ITAT - EXEMPTION - Taxscan

The Delhi High Court, on an appeal filed by the CIT, Delhi against the “Janata Party” struck down the order of ITAT in which a clean chit had been given to the said party on an allegation of misuse of s.13A of the Income Tax Act. The assessee is a political party registered under the Representation of the People’s Act, 1951. After its formation in 1977 the party was subjected to three major splits. On 1990, when Dr. Subramania Swamy became the President of the party, he opened an account of the central party with Vijaya Bank, New Delhi.The voluntary contributions collected in the various States were brought (mostly in cash) by the office bearers to Delhi where they were deposited in the aforementioned bank account. The Assessee’s case is that from this account funds were disbursed to the various State units through demand drafts or telegraphic bank transfers. It is stated that a numbered signed receipt was given by the collecting party volunteer to the donor for each voluntary contribution.

On 1995, the Department sent a notice to the assessee u/s 142(1) of the Income Tax Act, directing them to file an income tax return for the AY 1995-96. On 19th February 1996, the Assessee filed its return disclosing voluntary contributions of Rs. 68,84,800. Exemption was claimed under Section 13A of the Act and, therefore, the returned income was shown as Nil. It is now claimed that the said return included only the accounts of the central office although there is no such indication in the return as filed, a copy of which has been enclosed with the appeal. It is stated that on the same date, i.e., 19th February 1996, the returns of the Assessee for the earlier AYs 1991-92 to 1993-94 were filed.

On 1998, the representatives of the assessee attended the proceedings that there was an account CA 1327 of the Party with the Vijaya Bank at Chennai but that it was left out while filing returns due to a bonafide error on account of various pre-occupations “including election campaigns, splits, exodus of office bearers.” It was claimed that the credit entries in the said account were “only towards Party funds and do not constitute receipts of any other nature and the Assessee has not violated any of the provisions of the Income Tax Act.”The Assessee disclosed that it had four other bank accounts with one each in Bombay and Bangalore and two in Chennai, which had not been included in the return. It was claimed that these accounts had been incorporated in the consolidated return prepared by its Chennai based CA firm and it would be filed shortly in Delhi. One last opportunity was granted to the Assessee to comply with the direction to file all its accounts by 11am on 28th March 1998.

The Assessing Officer, after the verification of all evidences and documents, determined Rs.1,23,72,370/- as the taxable income of the assessee. Various other allegations such as concealing of income, inability to furnish the books of accounts, misuse of s.13A of the Income Tax Act,1961 etc were raised against the assessee.

The Commissionerof Income Tax (Appeals) also confirmed the said order. Aggrieved by this, the assessee filed an appeal before the ITAT. The ITAT found that the assessee had not violated the provisions of 13A. It was also found that the books of accounts could not be rejected on the mere ipsi dixit of the Revenue authorities.

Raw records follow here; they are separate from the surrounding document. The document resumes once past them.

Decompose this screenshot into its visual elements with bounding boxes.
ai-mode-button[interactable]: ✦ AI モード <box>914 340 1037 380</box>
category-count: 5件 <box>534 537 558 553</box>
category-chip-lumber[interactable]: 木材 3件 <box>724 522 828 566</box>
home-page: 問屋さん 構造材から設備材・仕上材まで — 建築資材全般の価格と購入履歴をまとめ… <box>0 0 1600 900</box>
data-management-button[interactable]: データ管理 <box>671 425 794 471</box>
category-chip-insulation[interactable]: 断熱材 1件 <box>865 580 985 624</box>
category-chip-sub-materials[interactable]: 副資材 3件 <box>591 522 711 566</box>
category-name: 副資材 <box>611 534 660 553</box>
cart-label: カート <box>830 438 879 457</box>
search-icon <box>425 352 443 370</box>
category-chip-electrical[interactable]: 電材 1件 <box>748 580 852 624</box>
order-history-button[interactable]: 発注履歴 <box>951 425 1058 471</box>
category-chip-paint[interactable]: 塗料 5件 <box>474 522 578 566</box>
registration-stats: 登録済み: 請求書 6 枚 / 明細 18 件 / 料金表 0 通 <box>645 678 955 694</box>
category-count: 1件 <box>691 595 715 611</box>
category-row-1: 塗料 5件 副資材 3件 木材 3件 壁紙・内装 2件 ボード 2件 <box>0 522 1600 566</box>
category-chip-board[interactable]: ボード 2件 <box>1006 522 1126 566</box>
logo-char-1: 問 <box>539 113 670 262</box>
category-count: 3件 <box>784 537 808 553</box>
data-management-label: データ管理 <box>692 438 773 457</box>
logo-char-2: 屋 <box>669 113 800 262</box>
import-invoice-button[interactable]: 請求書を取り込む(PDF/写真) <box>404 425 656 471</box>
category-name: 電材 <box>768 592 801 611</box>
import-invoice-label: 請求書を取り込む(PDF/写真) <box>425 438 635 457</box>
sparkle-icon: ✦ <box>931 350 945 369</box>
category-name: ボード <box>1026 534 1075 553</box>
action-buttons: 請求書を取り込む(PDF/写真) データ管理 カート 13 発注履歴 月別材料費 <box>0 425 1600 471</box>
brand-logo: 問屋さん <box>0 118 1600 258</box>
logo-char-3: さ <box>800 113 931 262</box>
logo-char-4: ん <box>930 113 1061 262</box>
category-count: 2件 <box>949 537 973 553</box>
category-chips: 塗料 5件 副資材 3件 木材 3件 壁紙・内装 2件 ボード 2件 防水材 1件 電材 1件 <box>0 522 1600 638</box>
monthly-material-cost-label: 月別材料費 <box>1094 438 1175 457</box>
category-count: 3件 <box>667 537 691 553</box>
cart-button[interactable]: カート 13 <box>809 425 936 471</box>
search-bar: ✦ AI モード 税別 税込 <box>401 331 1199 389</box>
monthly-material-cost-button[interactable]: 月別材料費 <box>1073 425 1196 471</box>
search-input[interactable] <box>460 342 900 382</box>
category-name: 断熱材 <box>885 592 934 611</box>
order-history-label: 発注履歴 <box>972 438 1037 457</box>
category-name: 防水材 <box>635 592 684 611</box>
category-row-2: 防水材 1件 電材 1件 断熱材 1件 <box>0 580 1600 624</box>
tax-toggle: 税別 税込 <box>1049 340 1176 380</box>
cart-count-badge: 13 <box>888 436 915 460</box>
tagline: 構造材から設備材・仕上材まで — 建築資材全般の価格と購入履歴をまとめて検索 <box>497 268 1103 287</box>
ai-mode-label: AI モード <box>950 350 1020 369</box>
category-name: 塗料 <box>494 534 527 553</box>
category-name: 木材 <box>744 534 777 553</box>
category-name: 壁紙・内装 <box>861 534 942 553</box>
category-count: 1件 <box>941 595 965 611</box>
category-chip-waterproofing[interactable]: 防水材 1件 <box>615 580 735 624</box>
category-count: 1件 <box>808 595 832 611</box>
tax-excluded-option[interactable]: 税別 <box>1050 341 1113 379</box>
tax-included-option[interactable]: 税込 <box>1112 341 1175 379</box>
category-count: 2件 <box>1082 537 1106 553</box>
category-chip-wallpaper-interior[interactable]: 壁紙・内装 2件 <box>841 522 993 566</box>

The AO had not pointed out the defects in the accounts and the objections of the AO were untenable.  It was further held by the ITAT that considering that the Assessee party had undergone many splits over the years, it was anybody’s guess as to the number of state units which still owed allegiance to the Assessee. A political party which has all India status would have bank accounts in different States, Districts and Taluks. No exception could be taken for the failure to recall the political workers, who may have travelled to the capital for depositing money with the Party. In the circumstances, the denial of exemption under Section 13A of the Act for non-furnishing of the particulars of the persons, who had carried the cash to Delhi would not result in denial of exemption under Section 13A of the Act.

The High Court, on the appeal filed by the Department refused to upheld the order of the ITAT. S. Muralidhar. J, held that “the Court finds that no valid reasons have been given by the ITAT for overturning the reasoned and detailed orders of the AO and CIT (A). In the circumstances, the question framed is answered in the affirmative by holding that the finding of the ITAT is perverse and contrary to evidence on record in so far as applicability of Section 13A of the Act is concerned, i.e., in favour of the Revenue and against the Assessee.”